The Prime Minister obviously has to focus on the negotiations. Surely it makes sense for Parliament to do the heavy lifting in looking at this and getting it right. If we do not, we will not, as my noble friend Lady Hayter made clear, have robust legal certainty around the process and the vote at the end. The Prime Minister and the Secretary of State speak of parliamentary engagement. This is an opportunity to use that engagement to make good use of Parliament’s time and expertise. Also, support for this approach will show that the Government take Parliament seriously, will do so throughout the process and will make use of its skills and experience in the national interest.
The Government cannot be seen to swerve this, because it goes to the heart of what Parliament is about and of the national interest. When we debated the Statement earlier this week and we talked about the six tests Kier Starmer and the Labour Party have set for the Government, I set out a seventh test, which we called honesty.

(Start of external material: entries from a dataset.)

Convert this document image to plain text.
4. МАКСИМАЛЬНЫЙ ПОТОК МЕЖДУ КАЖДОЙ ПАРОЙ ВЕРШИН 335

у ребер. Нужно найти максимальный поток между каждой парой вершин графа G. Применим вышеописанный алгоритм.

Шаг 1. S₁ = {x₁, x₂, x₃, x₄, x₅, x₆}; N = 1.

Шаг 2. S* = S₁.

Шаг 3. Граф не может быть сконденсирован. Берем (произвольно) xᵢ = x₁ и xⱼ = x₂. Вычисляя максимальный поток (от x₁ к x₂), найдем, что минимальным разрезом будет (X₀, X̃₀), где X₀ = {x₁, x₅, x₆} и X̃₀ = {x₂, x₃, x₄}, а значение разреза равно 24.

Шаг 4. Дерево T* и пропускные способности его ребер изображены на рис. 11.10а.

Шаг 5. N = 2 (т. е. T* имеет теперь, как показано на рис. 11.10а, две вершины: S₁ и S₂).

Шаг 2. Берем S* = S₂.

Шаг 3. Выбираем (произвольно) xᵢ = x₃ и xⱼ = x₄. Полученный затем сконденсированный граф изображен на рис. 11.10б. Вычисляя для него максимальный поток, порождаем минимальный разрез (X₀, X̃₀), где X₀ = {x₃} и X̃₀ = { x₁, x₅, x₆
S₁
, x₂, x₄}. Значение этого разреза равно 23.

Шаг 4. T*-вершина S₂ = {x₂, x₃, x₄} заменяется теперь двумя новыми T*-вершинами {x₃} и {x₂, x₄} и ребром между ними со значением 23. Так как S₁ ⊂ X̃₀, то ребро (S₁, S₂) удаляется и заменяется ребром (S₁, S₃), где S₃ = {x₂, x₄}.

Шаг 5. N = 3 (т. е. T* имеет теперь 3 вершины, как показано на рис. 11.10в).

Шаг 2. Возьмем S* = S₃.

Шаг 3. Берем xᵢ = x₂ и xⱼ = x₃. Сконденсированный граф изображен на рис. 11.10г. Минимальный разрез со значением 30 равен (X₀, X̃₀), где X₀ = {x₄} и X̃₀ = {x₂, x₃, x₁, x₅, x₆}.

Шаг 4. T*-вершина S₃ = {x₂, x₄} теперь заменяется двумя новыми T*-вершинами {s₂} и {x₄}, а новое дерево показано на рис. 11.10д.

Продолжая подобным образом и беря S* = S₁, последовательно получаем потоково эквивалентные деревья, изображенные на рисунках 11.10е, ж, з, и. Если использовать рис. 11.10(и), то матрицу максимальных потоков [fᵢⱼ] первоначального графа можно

That test is that if the Prime Minister can do a good deal for this country she should say so, but equally, if she has concerns or is less than satisfied with the arrangements on offer, she must also say so.
Both Motions are proposed in the true spirit of parliamentary engagement and involvement in the national interest on two crucial issues. The timing of these issues is different because there is an immediate urgency on EU nationals. We have to recognise that the problems are here now and the concerns are being raised now. If we fail to act, the damage to our economy will be huge, in addition to the moral issues and the concerns being raised for individuals. It would be helpful as we progress to have regular updates. The Government reporting back soon to say, “This is the approach we intend to take”, would show that they are upholding their promise to make this a key priority. It would be a move towards certainty, showing that the intention is to achieve that certainty, and that the making of arrangements will not be left until the end of the two-year period.

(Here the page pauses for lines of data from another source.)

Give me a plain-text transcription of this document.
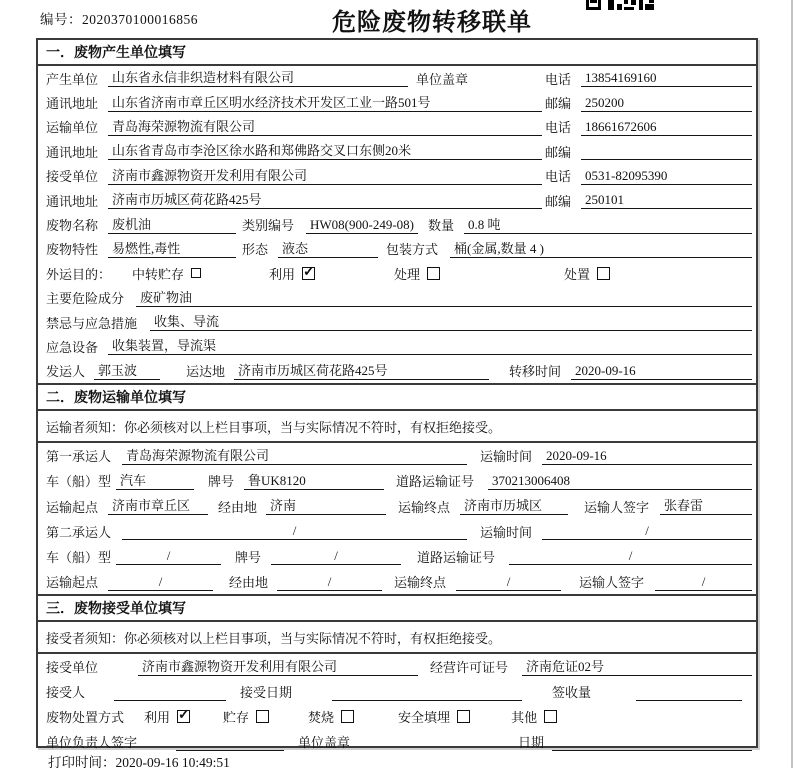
编号：2020370100016856	危险废物转移联单
一．废物产生单位填写
产生单位	山东省永信非织造材料有限公司	单位盖章	电话	13854169160
通讯地址	山东省济南市章丘区明水经济技术开发区工业一路501号	邮编	250200
运输单位	青岛海荣源物流有限公司	电话	18661672606
通讯地址	山东省青岛市李沧区徐水路和郑佛路交叉口东侧20米	邮编
接受单位	济南市鑫源物资开发利用有限公司	电话	0531-82095390
通讯地址	济南市历城区荷花路425号	邮编	250101
废物名称	废机油	类别编号	HW08(900-249-08)	数量	0.8 吨
废物特性	易燃性,毒性	形态	液态	包装方式	桶(金属,数量 4 )
外运目的：	中转贮存	利用 ✓	处理	处置
主要危险成分	废矿物油
禁忌与应急措施	收集、导流
应急设备	收集装置，导流渠
发运人 郭玉波	运达地 济南市历城区荷花路425号	转移时间	2020-09-16
二．废物运输单位填写
运输者须知：你必须核对以上栏目事项，当与实际情况不符时，有权拒绝接受。
第一承运人	青岛海荣源物流有限公司	运输时间	2020-09-16
车（船）型 汽车	牌号	鲁UK8120	道路运输证号	370213006408
运输起点	济南市章丘区	经由地 济南	运输终点	济南市历城区	运输人签字	张春雷
第二承运人	/	运输时间	/
车（船）型	/	牌号	/	道路运输证号	/
运输起点	/	经由地	/	运输终点	/	运输人签字	/
三．废物接受单位填写
接受者须知：你必须核对以上栏目事项，当与实际情况不符时，有权拒绝接受。
接受单位	济南市鑫源物资开发利用有限公司	经营许可证号	济南危证02号
接受人	接受日期	签收量
废物处置方式	利用 ✓	贮存	焚烧	安全填埋	其他
单位负责人签字	单位盖章	日期
打印时间：2020-09-16 10:49:51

On a meaningful vote, we understand the concerns and issues that have been raised. We have time to work this out and the best way to use it is through the expertise and experience of Parliament. As my noble friend Lady Hayter made clear, we are not asking for the Government to take a new position on this; we are asking that they live up to their words and say that they believe in genuine parliamentary engagement. That is the process by which, over the next two years, Parliament will be involved.
I see the empty Benches behind the Minister, apart from a few notable and welcome exceptions. The Government should not oppose these Motions tonight but embrace both their spirit and intent. If they are passed, we look forward to early discussions with the Government on their implementation.